The man can't believe it.

"I saw them play in Chicago too! First concert I ever went to on my own. My best friend Mike and I told our parents we were sleeping at each others' houses, snuck out, took a bus into the city and saw them play at the World Music Theater!"

Naturally, they're both shocked.

"If that isn't weird enough..." says the woman. "I noticed you're reading Mark Twain. I was a communications major in university and I actually wrote my thesis on Mark Twain and how he used satire as a lens to comment on current events of the time, comparing him to satirical news sources of today. He's my favorite author."

Now the man is really taken aback, "Get out of here! I was an English major in university! I specialized in 19th century American literature and this is like my fourth or fifth time reading Tom Sawyer, I absolutely love Mark Twain."

They both can't believe it...this has got to be a match made in heaven.

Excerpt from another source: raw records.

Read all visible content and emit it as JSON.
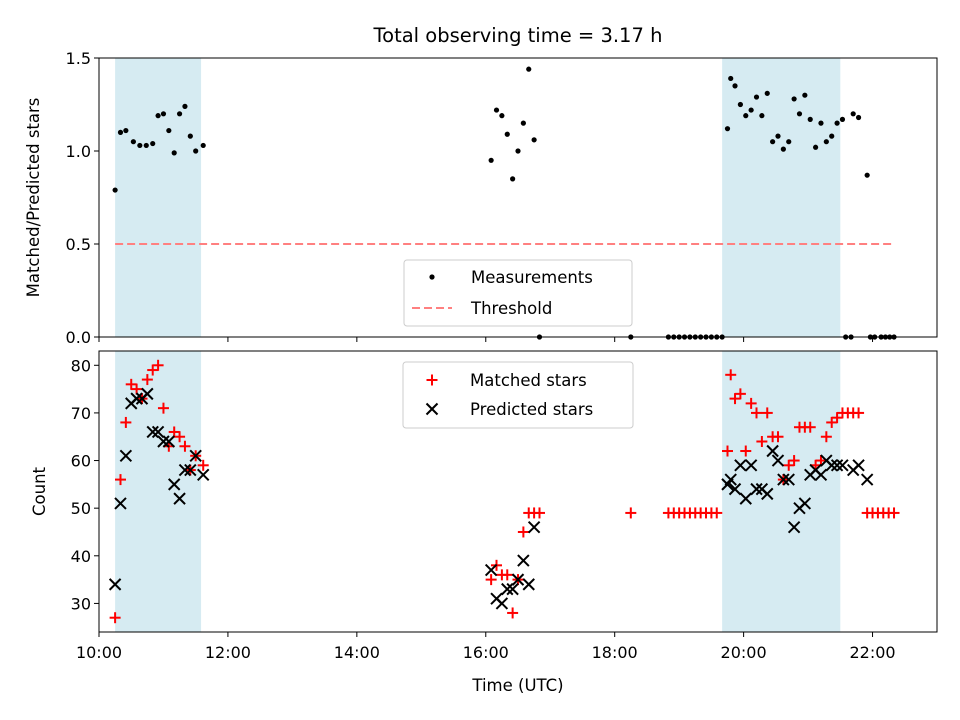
{
  "chart_data": [
    {
      "type": "scatter",
      "title": "Total observing time = 3.17 h",
      "xlabel": "",
      "ylabel": "Matched/Predicted stars",
      "xlim": [
        "10:00",
        "23:00"
      ],
      "ylim": [
        0,
        1.5
      ],
      "yticks": [
        "0.0",
        "0.5",
        "1.0",
        "1.5"
      ],
      "shaded_intervals": [
        [
          "10:15",
          "11:35"
        ],
        [
          "19:40",
          "21:30"
        ]
      ],
      "shade_color": "#add8e6",
      "legend": {
        "placement": "lower-center",
        "entries": [
          "Measurements",
          "Threshold"
        ]
      },
      "threshold": {
        "name": "Threshold",
        "y": 0.5,
        "x_range": [
          "10:15",
          "22:20"
        ],
        "color": "#ff8080",
        "style": "dashed"
      },
      "series": [
        {
          "name": "Measurements",
          "color": "#000000",
          "x": [
            "10:15",
            "10:20",
            "10:25",
            "10:32",
            "10:38",
            "10:44",
            "10:50",
            "10:55",
            "11:00",
            "11:05",
            "11:10",
            "11:15",
            "11:20",
            "11:25",
            "11:30",
            "11:37",
            "16:05",
            "16:10",
            "16:15",
            "16:20",
            "16:25",
            "16:30",
            "16:35",
            "16:40",
            "16:45",
            "19:45",
            "19:48",
            "19:52",
            "19:57",
            "20:02",
            "20:07",
            "20:12",
            "20:17",
            "20:22",
            "20:27",
            "20:32",
            "20:37",
            "20:42",
            "20:47",
            "20:52",
            "20:57",
            "21:02",
            "21:07",
            "21:12",
            "21:17",
            "21:22",
            "21:27",
            "21:32",
            "21:42",
            "21:47",
            "21:55",
            "16:50",
            "18:15",
            "18:50",
            "18:55",
            "19:00",
            "19:05",
            "19:10",
            "19:15",
            "19:20",
            "19:25",
            "19:30",
            "19:35",
            "19:40",
            "21:35",
            "21:40",
            "21:58",
            "22:02",
            "22:08",
            "22:12",
            "22:16",
            "22:20"
          ],
          "y": [
            0.79,
            1.1,
            1.11,
            1.05,
            1.03,
            1.03,
            1.04,
            1.19,
            1.2,
            1.11,
            0.99,
            1.2,
            1.24,
            1.08,
            1.0,
            1.03,
            0.95,
            1.22,
            1.19,
            1.09,
            0.85,
            1.0,
            1.15,
            1.44,
            1.06,
            1.12,
            1.39,
            1.35,
            1.25,
            1.19,
            1.22,
            1.29,
            1.19,
            1.31,
            1.05,
            1.08,
            1.01,
            1.05,
            1.28,
            1.2,
            1.3,
            1.17,
            1.02,
            1.15,
            1.05,
            1.08,
            1.15,
            1.17,
            1.2,
            1.18,
            0.87,
            0,
            0,
            0,
            0,
            0,
            0,
            0,
            0,
            0,
            0,
            0,
            0,
            0,
            0,
            0,
            0,
            0,
            0,
            0,
            0,
            0
          ]
        }
      ]
    },
    {
      "type": "scatter",
      "title": "",
      "xlabel": "Time (UTC)",
      "ylabel": "Count",
      "xlim": [
        "10:00",
        "23:00"
      ],
      "ylim": [
        24,
        83
      ],
      "xticks": [
        "10:00",
        "12:00",
        "14:00",
        "16:00",
        "18:00",
        "20:00",
        "22:00"
      ],
      "yticks": [
        "30",
        "40",
        "50",
        "60",
        "70",
        "80"
      ],
      "shaded_intervals": [
        [
          "10:15",
          "11:35"
        ],
        [
          "19:40",
          "21:30"
        ]
      ],
      "shade_color": "#add8e6",
      "legend": {
        "placement": "top-center",
        "entries": [
          "Matched stars",
          "Predicted stars"
        ]
      },
      "series": [
        {
          "name": "Matched stars",
          "marker": "plus",
          "color": "#ff0000",
          "x": [
            "10:15",
            "10:20",
            "10:25",
            "10:30",
            "10:35",
            "10:40",
            "10:45",
            "10:50",
            "10:55",
            "11:00",
            "11:05",
            "11:10",
            "11:15",
            "11:20",
            "11:25",
            "11:30",
            "11:37",
            "16:05",
            "16:10",
            "16:15",
            "16:20",
            "16:25",
            "16:30",
            "16:35",
            "16:40",
            "16:45",
            "16:50",
            "18:15",
            "18:50",
            "18:55",
            "19:00",
            "19:05",
            "19:10",
            "19:15",
            "19:20",
            "19:25",
            "19:30",
            "19:35",
            "19:45",
            "19:48",
            "19:52",
            "19:57",
            "20:02",
            "20:07",
            "20:12",
            "20:17",
            "20:22",
            "20:27",
            "20:32",
            "20:37",
            "20:42",
            "20:47",
            "20:52",
            "20:57",
            "21:02",
            "21:07",
            "21:12",
            "21:17",
            "21:22",
            "21:27",
            "21:32",
            "21:37",
            "21:42",
            "21:47",
            "21:55",
            "22:00",
            "22:05",
            "22:10",
            "22:15",
            "22:20"
          ],
          "y": [
            27,
            56,
            68,
            76,
            75,
            73,
            77,
            79,
            80,
            71,
            63,
            66,
            65,
            63,
            58,
            61,
            59,
            35,
            38,
            36,
            36,
            28,
            35,
            45,
            49,
            49,
            49,
            49,
            49,
            49,
            49,
            49,
            49,
            49,
            49,
            49,
            49,
            49,
            62,
            78,
            73,
            74,
            62,
            72,
            70,
            64,
            70,
            65,
            65,
            56,
            59,
            60,
            67,
            67,
            67,
            59,
            60,
            65,
            68,
            69,
            70,
            70,
            70,
            70,
            49,
            49,
            49,
            49,
            49,
            49
          ]
        },
        {
          "name": "Predicted stars",
          "marker": "x",
          "color": "#000000",
          "x": [
            "10:15",
            "10:20",
            "10:25",
            "10:30",
            "10:35",
            "10:40",
            "10:45",
            "10:50",
            "10:55",
            "11:00",
            "11:05",
            "11:10",
            "11:15",
            "11:20",
            "11:25",
            "11:30",
            "11:37",
            "16:05",
            "16:10",
            "16:15",
            "16:20",
            "16:25",
            "16:30",
            "16:35",
            "16:40",
            "16:45",
            "19:45",
            "19:48",
            "19:52",
            "19:57",
            "20:02",
            "20:07",
            "20:12",
            "20:17",
            "20:22",
            "20:27",
            "20:32",
            "20:37",
            "20:42",
            "20:47",
            "20:52",
            "20:57",
            "21:02",
            "21:07",
            "21:12",
            "21:17",
            "21:22",
            "21:27",
            "21:32",
            "21:42",
            "21:47",
            "21:55"
          ],
          "y": [
            34,
            51,
            61,
            72,
            73,
            73,
            74,
            66,
            66,
            64,
            64,
            55,
            52,
            58,
            58,
            61,
            57,
            37,
            31,
            30,
            33,
            33,
            35,
            39,
            34,
            46,
            55,
            56,
            54,
            59,
            52,
            59,
            54,
            54,
            53,
            62,
            60,
            56,
            56,
            46,
            50,
            51,
            57,
            58,
            57,
            60,
            59,
            59,
            59,
            58,
            59,
            56
          ]
        }
      ]
    }
  ]
}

"Ok..." the woman says. "Well, buckle up because here's the icing on the cake. I noticed you're eating a prune. Prunes are my absolute favorite fruit. When I was a kid, my grandfather lived on a farm. He had an orchard that mainly grew apples and some lemons, but he knew how much my sister and I loved prunes so he kept a couple of plum trees. Every year at the end of the summer, we'd go up and harvest the plums with him. He'd dry them and by the time we'd go back to his place for Thanksgiving he'd always have those prunes saved just for us. They're my favorite fruit! I love prunes, you're eating a prune, this has got to be fate. What do you say?"

The man puts down his fruit and responds,

"It's a date!"
 

Polish, Ukrainian and Russian babies get mixed up in the hospital​

Now, parents are trying to figure out which baby belongs to which parent.

Ukrainian decides to go first and yells "Slava Ukraini!"

One baby immediately jumps up and pulls into the attention position.

Ukrainian knows that's their baby and picks it up.

Polish takes the second baby and Russian looks completely confused.

"How did you know the second baby is yours?" asks the Russian.

"The one who smiled when Ukrainian yelled is mine" Polish answered, "but the one who wetted the nursing bed, is yours."
 

A young man is meeting his girlfriend's parents for the first time​

A young man is meeting his girlfriend's parents for the first time. They're sitting in the living room chatting when he realizes that he really needs to fart. It's so bad that he's in extreme pain. Finally, he can't help it. He lifts one cheek and let's out a squeeker. "Spot" the father yells looking at the dog curled at the young man's feet. "Great" the young man thinks. "He thinks it's the dog. If I let a couple more fly I'll be fine." The young man let's out a slightly noisier fart. "Spot!" the father yells. The young man looks down at the dog feigning disgust, pleased at his ruse, and thinks "one more and I'm good." He goes for broke and rips off a monster. The father screams "Spot! Get away from that boy before he shits on you!"